Illustration by Scott Gonzales

Mia Carr, news editor

First place, team captain, the leader. We have trained our minds to think that the only way for us to have value is by being the best at what we do. However, there is more to life than a trophy or title.

I used to think that I only had value when I was the best at something. I would spend hours preparing for quizzes and tests in an attempt to get a perfect score. I put all of my time writing articles searching for praise. Whenever I would attend conferences for Model United Nations, I would prepare myself relentlessly with one goal in mind: victory. 

Eventually, this spark of ambition died down. Hours of studying slowly turned to minutes staring at a blank screen. Research and writing felt mindless. I couldn’t find the energy nor the drive to write a simple article. I was burnt out. I couldn’t understand why I’d lost my spark, how did I lose my motivation? Why did I dread going to activities that I used to love? 

Looking at what I accomplished, all of the victories felt pointless. That’s when I realized, it wasn’t the activities that had worn me out, it was my constant push for victory.

I lost track of why I had joined these activities. I put “first place” over passion and sucked out all of the joy. When we put too much value on the trophy, we lose the value of the game. 

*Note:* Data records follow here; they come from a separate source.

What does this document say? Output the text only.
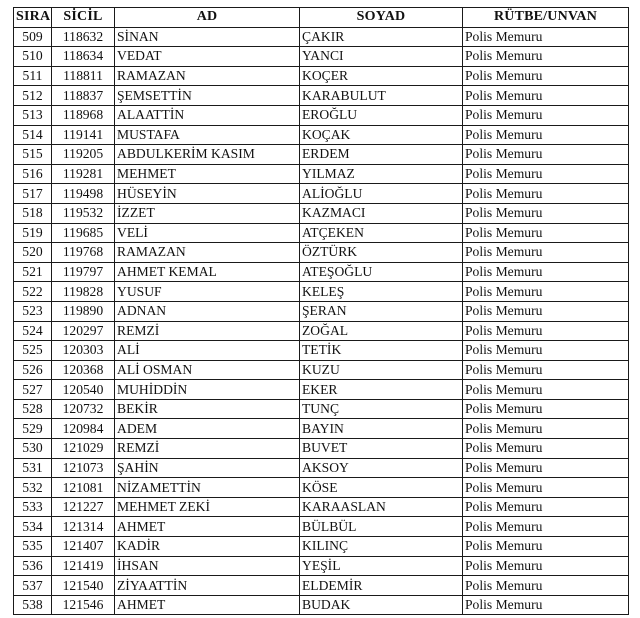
SIRA	SİCİL	AD	SOYAD	RÜTBE/UNVAN
509	118632	SİNAN	ÇAKIR	Polis Memuru
510	118634	VEDAT	YANCI	Polis Memuru
511	118811	RAMAZAN	KOÇER	Polis Memuru
512	118837	ŞEMSETTİN	KARABULUT	Polis Memuru
513	118968	ALAATTİN	EROĞLU	Polis Memuru
514	119141	MUSTAFA	KOÇAK	Polis Memuru
515	119205	ABDULKERİM KASIM	ERDEM	Polis Memuru
516	119281	MEHMET	YILMAZ	Polis Memuru
517	119498	HÜSEYİN	ALİOĞLU	Polis Memuru
518	119532	İZZET	KAZMACI	Polis Memuru
519	119685	VELİ	ATÇEKEN	Polis Memuru
520	119768	RAMAZAN	ÖZTÜRK	Polis Memuru
521	119797	AHMET KEMAL	ATEŞOĞLU	Polis Memuru
522	119828	YUSUF	KELEŞ	Polis Memuru
523	119890	ADNAN	ŞERAN	Polis Memuru
524	120297	REMZİ	ZOĞAL	Polis Memuru
525	120303	ALİ	TETİK	Polis Memuru
526	120368	ALİ OSMAN	KUZU	Polis Memuru
527	120540	MUHİDDİN	EKER	Polis Memuru
528	120732	BEKİR	TUNÇ	Polis Memuru
529	120984	ADEM	BAYIN	Polis Memuru
530	121029	REMZİ	BUVET	Polis Memuru
531	121073	ŞAHİN	AKSOY	Polis Memuru
532	121081	NİZAMETTİN	KÖSE	Polis Memuru
533	121227	MEHMET ZEKİ	KARAASLAN	Polis Memuru
534	121314	AHMET	BÜLBÜL	Polis Memuru
535	121407	KADİR	KILINÇ	Polis Memuru
536	121419	İHSAN	YEŞİL	Polis Memuru
537	121540	ZİYAATTİN	ELDEMİR	Polis Memuru
538	121546	AHMET	BUDAK	Polis Memuru
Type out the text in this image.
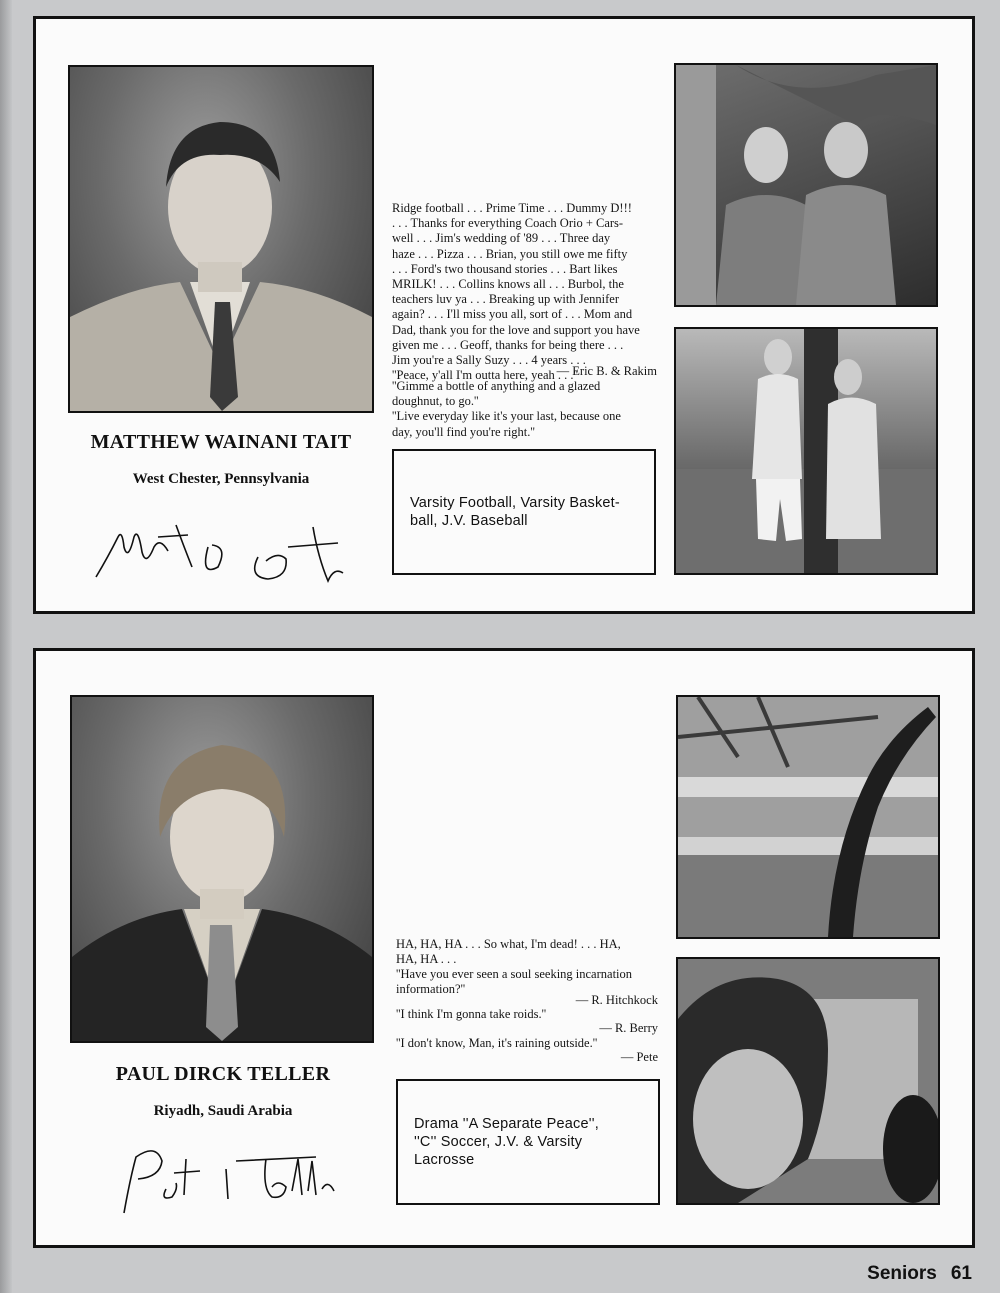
MATTHEW WAINANI TAIT
West Chester, Pennsylvania
Ridge football . . . Prime Time . . . Dummy D!!!
. . . Thanks for everything Coach Orio + Cars-
well . . . Jim's wedding of '89 . . . Three day
haze . . . Pizza . . . Brian, you still owe me fifty
. . . Ford's two thousand stories . . . Bart likes
MRILK! . . . Collins knows all . . . Burbol, the
teachers luv ya . . . Breaking up with Jennifer
again? . . . I'll miss you all, sort of . . . Mom and
Dad, thank you for the love and support you have
given me . . . Geoff, thanks for being there . . .
Jim you're a Sally Suzy . . . 4 years . . .
''Peace, y'all I'm outta here, yeah . . .''
— Eric B. & Rakim
''Gimme a bottle of anything and a glazed
doughnut, to go.''
''Live everyday like it's your last, because one
day, you'll find you're right.''
Varsity Football, Varsity Basket-
ball, J.V. Baseball
PAUL DIRCK TELLER
Riyadh, Saudi Arabia
HA, HA, HA . . . So what, I'm dead! . . . HA,
HA, HA . . .
''Have you ever seen a soul seeking incarnation
information?''
— R. Hitchkock
''I think I'm gonna take roids.''
— R. Berry
''I don't know, Man, it's raining outside.''
— Pete
Drama ''A Separate Peace'',
''C'' Soccer, J.V. & Varsity
Lacrosse
Seniors 61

When I did things just because I loved them, life drastically improved. After taking a step back, I began looking forward to my activities. 

Although I wasn’t getting  perfect scores anymore, classes seemed less daunting. I was no longer attending conferences with a pit in my stomach, and the articles I wrote began to come out with ease. 

I wasn’t worried about if I was the best, I just did what I loved.

This  month, I found out that I am going to be one of the Co-Editors-in-Chief of The Oracle for next year and I was absolutely ecstatic. It wasn’t because I got a high position, it was because I really care about what I do in the newspaper and I get to keep doing that to an even greater extent. 

Victory, as great as it feels, is pointless without passion. 

Striving for gold is a hard habit to break, but once it’s broken, life becomes more colorful. Doing things just because you enjoy them is extremely liberating. Ignore the gold standard and focus on what you love.